Mille Lacs Band of Ojibwe

The Lake Mille Lacs region of Minnesota has been the home of both the Dakota and the Ojibwe. The Dakota inhabited the region from prehistoric times until the 1740s. After a battle with the Ojibwe at Cormorant Point, Lake Mille Lacs, the Dakota were forced to relocate to southern and western territory. Archaeological evidence shows that prehistoric Indian people occupied the site as early as 3000 BCE. Before 1000 BCE, Indians were making copper tools.

The first known European contact occurred in 1679 when Daniel Greysolon, Sieur Du Luth, explored the region. He traded with the Dakota at their thriving community located at Mille Lacs Lake and claimed the land for France. At that time the Ojibwe lived along the shores of Lake Superior, to the northeast of the Dakota. Du Luth visited the region again in 1680 to rescue Father Hennepin, who together with two other explorers, had been captured by the Dakota and held at Mille Lacs. By the early 1700s, Ojibwe hunters moved west in search of new fur-trapping territory. They fought intermittently with the Dakota and eventually gained control of the Mille Lacs Lake region in 1745.

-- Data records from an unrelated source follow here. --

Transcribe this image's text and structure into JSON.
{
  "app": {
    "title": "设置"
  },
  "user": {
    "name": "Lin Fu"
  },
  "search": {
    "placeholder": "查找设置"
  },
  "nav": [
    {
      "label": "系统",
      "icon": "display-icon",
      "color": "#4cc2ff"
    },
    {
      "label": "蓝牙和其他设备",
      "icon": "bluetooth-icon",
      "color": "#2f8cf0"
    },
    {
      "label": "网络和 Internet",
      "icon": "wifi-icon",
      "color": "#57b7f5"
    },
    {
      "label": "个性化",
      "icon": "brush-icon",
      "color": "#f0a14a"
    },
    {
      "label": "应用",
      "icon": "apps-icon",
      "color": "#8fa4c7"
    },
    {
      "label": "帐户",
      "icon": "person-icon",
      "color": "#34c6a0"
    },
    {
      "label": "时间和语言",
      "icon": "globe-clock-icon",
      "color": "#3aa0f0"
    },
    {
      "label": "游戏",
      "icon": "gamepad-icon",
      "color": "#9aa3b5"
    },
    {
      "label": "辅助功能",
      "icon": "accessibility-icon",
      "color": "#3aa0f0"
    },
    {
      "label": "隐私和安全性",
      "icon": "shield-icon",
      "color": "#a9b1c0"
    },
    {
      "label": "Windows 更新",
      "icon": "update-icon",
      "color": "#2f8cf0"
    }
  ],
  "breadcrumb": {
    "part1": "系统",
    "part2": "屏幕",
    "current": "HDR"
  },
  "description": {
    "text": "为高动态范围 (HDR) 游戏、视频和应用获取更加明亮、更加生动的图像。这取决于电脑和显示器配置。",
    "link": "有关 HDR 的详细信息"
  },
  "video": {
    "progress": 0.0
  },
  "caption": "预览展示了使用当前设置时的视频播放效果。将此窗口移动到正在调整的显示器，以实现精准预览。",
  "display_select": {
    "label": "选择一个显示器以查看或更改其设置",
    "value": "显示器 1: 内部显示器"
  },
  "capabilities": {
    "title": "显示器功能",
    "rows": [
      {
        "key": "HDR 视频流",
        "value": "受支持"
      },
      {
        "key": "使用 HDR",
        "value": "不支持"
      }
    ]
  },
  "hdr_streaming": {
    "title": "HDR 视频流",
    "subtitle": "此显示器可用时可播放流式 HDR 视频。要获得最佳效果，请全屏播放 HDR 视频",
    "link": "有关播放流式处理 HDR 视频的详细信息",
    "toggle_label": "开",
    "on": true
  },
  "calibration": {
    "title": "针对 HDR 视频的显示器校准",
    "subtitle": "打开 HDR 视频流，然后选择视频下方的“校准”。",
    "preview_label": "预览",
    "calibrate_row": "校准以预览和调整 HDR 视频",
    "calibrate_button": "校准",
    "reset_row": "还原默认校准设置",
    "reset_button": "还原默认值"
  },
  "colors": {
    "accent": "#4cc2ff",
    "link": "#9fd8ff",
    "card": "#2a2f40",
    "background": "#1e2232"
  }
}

For the next 110 years they lived in the region hunting and fishing, maple-sugaring, and gathering wild rice. The US government made treaties with the Ojibwe in 1854 and 1855. At that time, much of the Ojibwe land in northern Minnesota was ceded to the United States. The Mille Lacs Band of the Ojibwe continued to live in the region on a reservation granted to them by the US government. This reservation was one of nine granted to the Ojibwe in 1855. The Mille Lacs Band came under pressure to give up its reservation and move to the White Earth reservation but resisted and were allowed to stay at Lake Mille Lacs. Much of the land originally granted to them for their reservation was taken away.